Documentation

JSON Mode

In addition to responding in text, the DeepInfra API has an option to request that responses be returned in JSON format. To learn more, read our blog.

We provide JSON mode both in our inference API as well as our OpenAI compatible API, supported for all models.

Using JSON Mode

Activating a JSON response in any of deepinfra's text APIs, including /v1/inference, /v1/openai/completions and /v1/openai/chat/completions is performed in the same way: adding a parameter response_format and setting its value to {"type": "json_object"}

Example

Let's go through some simple example of learning about scientific discoveries.

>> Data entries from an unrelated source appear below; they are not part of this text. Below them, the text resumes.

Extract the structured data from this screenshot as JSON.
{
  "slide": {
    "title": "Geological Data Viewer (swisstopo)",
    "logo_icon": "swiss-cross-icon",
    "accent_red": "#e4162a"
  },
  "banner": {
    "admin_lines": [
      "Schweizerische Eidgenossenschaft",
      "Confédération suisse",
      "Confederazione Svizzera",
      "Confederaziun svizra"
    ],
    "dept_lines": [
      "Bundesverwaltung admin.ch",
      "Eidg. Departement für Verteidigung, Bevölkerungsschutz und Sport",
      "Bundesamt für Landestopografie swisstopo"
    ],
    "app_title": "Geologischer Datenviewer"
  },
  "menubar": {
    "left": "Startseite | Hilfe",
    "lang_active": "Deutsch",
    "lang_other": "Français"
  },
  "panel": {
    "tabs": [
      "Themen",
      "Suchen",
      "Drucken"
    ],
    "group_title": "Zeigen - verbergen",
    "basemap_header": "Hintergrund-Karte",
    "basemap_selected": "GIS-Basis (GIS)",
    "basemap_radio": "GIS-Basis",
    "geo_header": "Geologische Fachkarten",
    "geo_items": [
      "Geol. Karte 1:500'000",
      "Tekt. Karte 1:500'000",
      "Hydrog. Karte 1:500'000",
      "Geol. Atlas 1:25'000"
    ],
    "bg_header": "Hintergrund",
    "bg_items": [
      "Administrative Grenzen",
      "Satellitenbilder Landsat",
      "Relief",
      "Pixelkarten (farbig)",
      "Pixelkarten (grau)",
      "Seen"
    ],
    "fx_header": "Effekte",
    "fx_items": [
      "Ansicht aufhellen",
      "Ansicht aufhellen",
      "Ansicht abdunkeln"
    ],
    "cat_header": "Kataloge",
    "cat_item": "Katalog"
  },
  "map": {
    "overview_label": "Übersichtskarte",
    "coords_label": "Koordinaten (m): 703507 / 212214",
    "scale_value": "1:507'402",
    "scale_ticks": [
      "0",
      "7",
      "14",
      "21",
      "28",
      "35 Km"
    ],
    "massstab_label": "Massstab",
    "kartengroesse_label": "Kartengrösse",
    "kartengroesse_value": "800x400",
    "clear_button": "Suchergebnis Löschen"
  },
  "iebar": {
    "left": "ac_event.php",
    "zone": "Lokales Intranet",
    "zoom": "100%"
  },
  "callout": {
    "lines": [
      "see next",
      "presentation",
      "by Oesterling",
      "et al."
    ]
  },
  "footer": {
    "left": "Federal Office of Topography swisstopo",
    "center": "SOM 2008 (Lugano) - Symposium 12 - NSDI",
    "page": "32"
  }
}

This is how you set up our endpoint

import openai
import json

client = openai.OpenAI(
    base_url="https://api.deepinfra.com/v1/openai",
    api_key="<Your-DeepInfra-API-Key>",
)

Here is an example of using the openai chat API to invoke a model with JSON mode:

messages = [
    {
        "role": "user",
        "content": "Provide a JSON list of 3 famous scientific breakthroughs in the past century, all of the countries which contributed, and in what year."
    }
]

response = client.chat.completions.create(
    model="mistralai/Mistral-7B-Instruct-v0.1",
    messages=messages,
    response_format={"type":"json_object"},
    tool_choice="auto",
)

The resulting response.choices[0].message.content will contain a string with JSON:

{
  "breakthroughs": [
    {
      "name": "Penicillin",
      "country": "UK",
      "year": 1928
    },
    {
      "name": "The Double Helix Structure of DNA",
      "country": "US",
      "year": 1953
    },
    {
      "name": "Artificial Heart",
      "country": "US",
      "year": 2008
    }
  ]
}

Caveats and warnings

It is highly recommended to prompt the model to produce JSON. While this is not strictly necessary, failing to prompt the model to produce JSON can occasionally produce nonsensical responses as the model may misunderstand your intent. For example, a model unaware it is producing JSON may mismatch a quote, leading to stray : characters appearing in strings, which while still technically valid JSON, may degrade the quality of the response.

Currently, the API will not guarantee the resulting JSON object is complete at the end of a response.

For example, if the model stops due to length, the JSON object in the response will be improperly terminated, for example in the middle of a string or object.

A note about JSON and model alignment and accuracy

As a big warning and caveat of JSON mode, JSON mode interferes with model's alignment, or "self-control". In particular, when forced to produce a JSON response, the model will be more likely to make up information rather than explain that it does not know, or it will be more likely to behave in ways that fall outside of its training, producing undesirable output rather than objecting.

Let's take a really simple prompt:

messages = [
    {
        "role": "user",
        "content": "What is the weather in San Francisco?"
    }
]
response = client.chat.completions.create(
    model="mistralai/Mistral-7B-Instruct-v0.1",
    messages=messages,
    tool_choice="auto",
)

This prompt, using the default "text" response_format will give a reasonable canned response:

" I don't have real-time updates or location tracking capabilities, so I can't provide current weather information for San Francisco. Please check a reliable weather website or app for this information."

However, now let's add response_format={"type": "json_object"}. The model now merrily produces a made-up weather forecast with no objection:

{
  "location":"San Francisco",
  "weather":[
    {
      "timestamp":163856000,
      "description":"Mostly cloudy",
      "temperature":25,
      "feels_like":26.2,
      "humidity":80,
      "wind":{
        "speed":4.7,
        "degrees":0
      }
    }
  ]
}

Because this output format effectively overly constrains the model in such a way that it cannot produce alignment warnings, it instead responds with the most probable tokens, a wildly inaccurate guess of today's weather.